Она хотела назвать ту по имени, но быстро спохватилась, чтобы еще сильнее не огорчить Светлану. Эмпатический поток той и так был насквозь пропитан серыми, коричневыми и грязно-зелеными цветами. Девушка провела рукой по перилам лестницы, чтобы хоть как-то потянуть время, и поглядела в окно крохотного коридора, которое выглядывало на серый замок.
— Во флигеле, — ответила Светлана. — Он пристроен к гаражу и бане. Ты не волнуйся, там есть и санузел, и электричество, и отопление, и даже интернет.
Она хмыкнула, и Рената поняла по ее эмоциям, что и между Шурой и ее дочерью отношения тоже не так гладки. В отличие от Гориславыча, она не пыталась спрятать свои чувства, но они у нее были какими-то притупленными, приглушенными, обесцвеченными. Умирающими. Девушке совсем не понравился вкус умирающих эмоций. Будто это из нее выкачивали жизнь ультрапылесосом.

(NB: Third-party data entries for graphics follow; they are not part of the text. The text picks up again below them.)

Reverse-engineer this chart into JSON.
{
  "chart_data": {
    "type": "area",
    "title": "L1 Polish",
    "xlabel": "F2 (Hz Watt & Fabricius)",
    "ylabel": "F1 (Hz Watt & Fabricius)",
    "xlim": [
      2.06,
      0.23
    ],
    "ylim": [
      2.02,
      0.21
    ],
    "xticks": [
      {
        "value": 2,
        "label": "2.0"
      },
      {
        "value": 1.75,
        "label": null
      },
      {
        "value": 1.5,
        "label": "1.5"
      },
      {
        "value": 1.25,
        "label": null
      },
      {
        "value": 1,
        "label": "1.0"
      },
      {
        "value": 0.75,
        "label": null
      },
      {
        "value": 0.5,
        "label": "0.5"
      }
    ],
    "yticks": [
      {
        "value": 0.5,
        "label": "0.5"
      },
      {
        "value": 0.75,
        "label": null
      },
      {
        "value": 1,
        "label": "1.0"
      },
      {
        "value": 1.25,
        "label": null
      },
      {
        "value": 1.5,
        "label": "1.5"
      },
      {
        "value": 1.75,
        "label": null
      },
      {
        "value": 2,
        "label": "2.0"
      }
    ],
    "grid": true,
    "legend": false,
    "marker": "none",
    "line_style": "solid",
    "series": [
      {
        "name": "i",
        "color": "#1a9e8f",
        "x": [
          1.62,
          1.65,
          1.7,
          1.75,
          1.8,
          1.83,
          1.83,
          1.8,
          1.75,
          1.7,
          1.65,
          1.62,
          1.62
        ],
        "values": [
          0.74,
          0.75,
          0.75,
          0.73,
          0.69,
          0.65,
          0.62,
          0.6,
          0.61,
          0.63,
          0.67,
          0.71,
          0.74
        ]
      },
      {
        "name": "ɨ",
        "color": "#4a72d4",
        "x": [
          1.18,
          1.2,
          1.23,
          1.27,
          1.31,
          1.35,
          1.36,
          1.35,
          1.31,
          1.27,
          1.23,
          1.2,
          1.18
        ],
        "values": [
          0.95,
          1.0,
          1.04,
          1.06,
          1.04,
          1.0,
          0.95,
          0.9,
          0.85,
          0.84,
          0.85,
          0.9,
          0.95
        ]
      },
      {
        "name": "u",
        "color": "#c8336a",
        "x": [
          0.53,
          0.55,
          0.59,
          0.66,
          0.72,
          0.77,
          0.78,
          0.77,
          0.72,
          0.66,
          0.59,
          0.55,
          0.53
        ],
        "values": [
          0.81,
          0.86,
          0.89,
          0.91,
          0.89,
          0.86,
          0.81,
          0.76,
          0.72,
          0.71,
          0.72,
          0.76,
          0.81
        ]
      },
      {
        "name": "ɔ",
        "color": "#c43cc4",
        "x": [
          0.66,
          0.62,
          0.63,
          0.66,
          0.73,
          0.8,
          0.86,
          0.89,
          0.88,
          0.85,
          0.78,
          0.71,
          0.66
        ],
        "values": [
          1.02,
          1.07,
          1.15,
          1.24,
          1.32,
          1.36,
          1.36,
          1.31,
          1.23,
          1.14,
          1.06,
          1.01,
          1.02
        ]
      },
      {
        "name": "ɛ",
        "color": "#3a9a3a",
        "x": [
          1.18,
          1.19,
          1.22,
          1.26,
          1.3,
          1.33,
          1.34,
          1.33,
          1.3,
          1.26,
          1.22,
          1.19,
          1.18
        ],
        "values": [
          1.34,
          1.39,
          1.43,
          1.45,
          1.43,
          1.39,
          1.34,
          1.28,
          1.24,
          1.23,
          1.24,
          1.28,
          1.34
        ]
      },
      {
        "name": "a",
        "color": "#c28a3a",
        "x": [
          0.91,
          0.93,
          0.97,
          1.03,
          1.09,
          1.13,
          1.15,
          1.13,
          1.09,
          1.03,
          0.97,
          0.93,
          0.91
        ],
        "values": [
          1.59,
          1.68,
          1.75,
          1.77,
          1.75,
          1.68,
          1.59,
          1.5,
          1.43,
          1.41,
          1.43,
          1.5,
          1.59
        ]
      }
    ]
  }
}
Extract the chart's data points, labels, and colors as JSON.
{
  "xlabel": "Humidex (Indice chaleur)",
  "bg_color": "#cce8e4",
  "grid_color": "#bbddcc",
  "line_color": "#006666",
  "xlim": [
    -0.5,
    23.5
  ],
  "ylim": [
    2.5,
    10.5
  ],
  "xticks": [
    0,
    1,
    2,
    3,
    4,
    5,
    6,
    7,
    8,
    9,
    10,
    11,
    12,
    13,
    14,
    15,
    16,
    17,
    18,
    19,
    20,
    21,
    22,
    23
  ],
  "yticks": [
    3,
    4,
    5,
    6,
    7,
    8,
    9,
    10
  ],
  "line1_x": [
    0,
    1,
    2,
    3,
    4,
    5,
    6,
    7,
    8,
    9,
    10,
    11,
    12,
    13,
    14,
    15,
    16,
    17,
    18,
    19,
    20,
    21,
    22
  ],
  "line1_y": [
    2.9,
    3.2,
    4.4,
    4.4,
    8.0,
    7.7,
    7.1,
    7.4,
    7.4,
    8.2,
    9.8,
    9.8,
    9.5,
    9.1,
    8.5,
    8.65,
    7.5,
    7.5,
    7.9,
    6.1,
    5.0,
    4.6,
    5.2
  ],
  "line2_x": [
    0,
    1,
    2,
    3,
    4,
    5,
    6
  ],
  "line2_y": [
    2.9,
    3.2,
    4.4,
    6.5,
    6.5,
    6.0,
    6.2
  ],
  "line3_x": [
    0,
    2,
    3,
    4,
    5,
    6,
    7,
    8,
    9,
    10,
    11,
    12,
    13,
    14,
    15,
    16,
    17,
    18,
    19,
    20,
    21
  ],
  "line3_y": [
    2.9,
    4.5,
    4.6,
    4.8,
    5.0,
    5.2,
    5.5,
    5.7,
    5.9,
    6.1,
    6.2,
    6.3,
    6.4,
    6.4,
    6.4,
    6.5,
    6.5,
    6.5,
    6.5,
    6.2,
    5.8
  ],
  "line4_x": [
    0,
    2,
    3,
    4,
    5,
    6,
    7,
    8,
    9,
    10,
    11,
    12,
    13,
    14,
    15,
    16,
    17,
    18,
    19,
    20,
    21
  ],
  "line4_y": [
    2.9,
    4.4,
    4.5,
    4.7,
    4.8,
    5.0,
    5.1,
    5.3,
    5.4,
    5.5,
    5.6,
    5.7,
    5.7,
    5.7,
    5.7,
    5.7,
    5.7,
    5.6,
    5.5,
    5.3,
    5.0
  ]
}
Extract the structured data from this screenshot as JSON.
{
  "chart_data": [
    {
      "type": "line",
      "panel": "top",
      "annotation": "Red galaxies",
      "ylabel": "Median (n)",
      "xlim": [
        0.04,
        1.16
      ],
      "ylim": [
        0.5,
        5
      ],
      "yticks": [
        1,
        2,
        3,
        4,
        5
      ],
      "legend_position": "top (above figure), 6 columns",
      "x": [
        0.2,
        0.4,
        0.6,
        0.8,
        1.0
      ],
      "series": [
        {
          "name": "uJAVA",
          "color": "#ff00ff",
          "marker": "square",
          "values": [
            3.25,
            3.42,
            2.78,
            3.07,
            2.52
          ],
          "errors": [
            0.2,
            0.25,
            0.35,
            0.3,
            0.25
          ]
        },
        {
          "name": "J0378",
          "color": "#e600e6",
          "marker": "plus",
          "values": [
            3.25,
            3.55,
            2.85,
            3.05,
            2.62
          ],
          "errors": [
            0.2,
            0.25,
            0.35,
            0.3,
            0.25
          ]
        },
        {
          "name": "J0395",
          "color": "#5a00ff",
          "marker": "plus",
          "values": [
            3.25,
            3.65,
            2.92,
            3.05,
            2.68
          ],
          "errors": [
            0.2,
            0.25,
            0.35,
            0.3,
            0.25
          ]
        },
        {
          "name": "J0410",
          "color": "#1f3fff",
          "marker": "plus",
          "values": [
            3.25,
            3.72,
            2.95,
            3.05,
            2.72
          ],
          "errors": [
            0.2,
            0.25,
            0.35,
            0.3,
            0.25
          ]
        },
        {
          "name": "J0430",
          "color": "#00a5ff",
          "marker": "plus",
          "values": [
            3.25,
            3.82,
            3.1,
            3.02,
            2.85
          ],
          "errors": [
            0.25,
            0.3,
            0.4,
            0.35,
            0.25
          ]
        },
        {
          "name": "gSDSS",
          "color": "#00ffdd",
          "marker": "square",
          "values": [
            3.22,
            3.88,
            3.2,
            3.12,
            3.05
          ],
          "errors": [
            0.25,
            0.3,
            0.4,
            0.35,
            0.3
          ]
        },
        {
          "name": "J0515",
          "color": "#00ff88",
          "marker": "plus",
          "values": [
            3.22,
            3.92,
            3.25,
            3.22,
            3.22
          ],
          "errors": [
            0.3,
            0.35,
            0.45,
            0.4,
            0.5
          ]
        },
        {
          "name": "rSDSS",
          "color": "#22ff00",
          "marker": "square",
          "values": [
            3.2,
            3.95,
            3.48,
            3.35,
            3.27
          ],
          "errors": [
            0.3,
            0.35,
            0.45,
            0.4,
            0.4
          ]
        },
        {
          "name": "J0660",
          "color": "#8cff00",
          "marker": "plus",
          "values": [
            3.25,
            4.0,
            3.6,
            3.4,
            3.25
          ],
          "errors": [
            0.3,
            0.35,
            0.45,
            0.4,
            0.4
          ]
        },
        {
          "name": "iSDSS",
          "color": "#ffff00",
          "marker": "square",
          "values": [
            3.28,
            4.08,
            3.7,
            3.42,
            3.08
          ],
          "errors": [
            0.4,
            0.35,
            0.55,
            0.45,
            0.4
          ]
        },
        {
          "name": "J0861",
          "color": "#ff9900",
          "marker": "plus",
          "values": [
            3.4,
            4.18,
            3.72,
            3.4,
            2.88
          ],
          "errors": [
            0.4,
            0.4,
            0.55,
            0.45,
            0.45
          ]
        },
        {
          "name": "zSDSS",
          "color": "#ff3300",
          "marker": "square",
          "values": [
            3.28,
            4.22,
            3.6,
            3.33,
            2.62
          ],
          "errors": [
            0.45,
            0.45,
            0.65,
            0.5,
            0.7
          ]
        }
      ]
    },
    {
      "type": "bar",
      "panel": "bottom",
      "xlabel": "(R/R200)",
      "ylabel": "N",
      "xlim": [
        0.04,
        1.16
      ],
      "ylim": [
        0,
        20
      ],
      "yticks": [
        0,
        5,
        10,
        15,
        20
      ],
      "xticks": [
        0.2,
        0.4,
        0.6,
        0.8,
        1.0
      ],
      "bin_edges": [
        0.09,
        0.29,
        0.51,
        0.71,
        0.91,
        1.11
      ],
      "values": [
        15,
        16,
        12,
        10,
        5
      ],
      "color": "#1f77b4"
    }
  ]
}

Но еще больше ей не понравилось разбираться в грязи чужой семьи. Рената так и не привыкла, что это семья теперь ее, и грязь, — соответственно, тоже. Она хотела абстрагироваться от их секретов, симпатий и антисемпатий, но каким-то неведомым образом девушку тянуло к кровно родным эмпатическим потокам.
— В детстве ты обожала играть во флигеле, — добавила Светлана, и Ренату пронзила болезненная ностальгия. Сожаление женщины, что дочь не может разделить с ней радужных воспоминаний. — Представляла, что он — твой корабль, и взяв у Гориславыча старый руль, была капитаном. Однажды на день морского флота, мы купили тебе матросскую кепку. Ты долго ее любила носить, отказывалась снимать даже в школу. Из-за этого нас вызывали учителя.
Усмехнувшись, Светлана покачала головой.
— И где же сейчас эта кепка? — поинтересовалась Рената.
— Где-то на чердаке, — женщина глянула на люк в потолке над окошком и ведущую к нему вертикальную лестницу. — Ладно, ты, наверное, устала. Пойдем, я покажу тебе твою кровать.
Обида и горечь Светланы осели у нее в легких, но она не решилась положить руку той на плечо и успокоить, утешить. Не могла солгать, что все будет хорошо, что она все вспомнит. Не могла, потому что сама не верила.
Женщина толкнула среднюю дверь и пропустила Ренату вперед.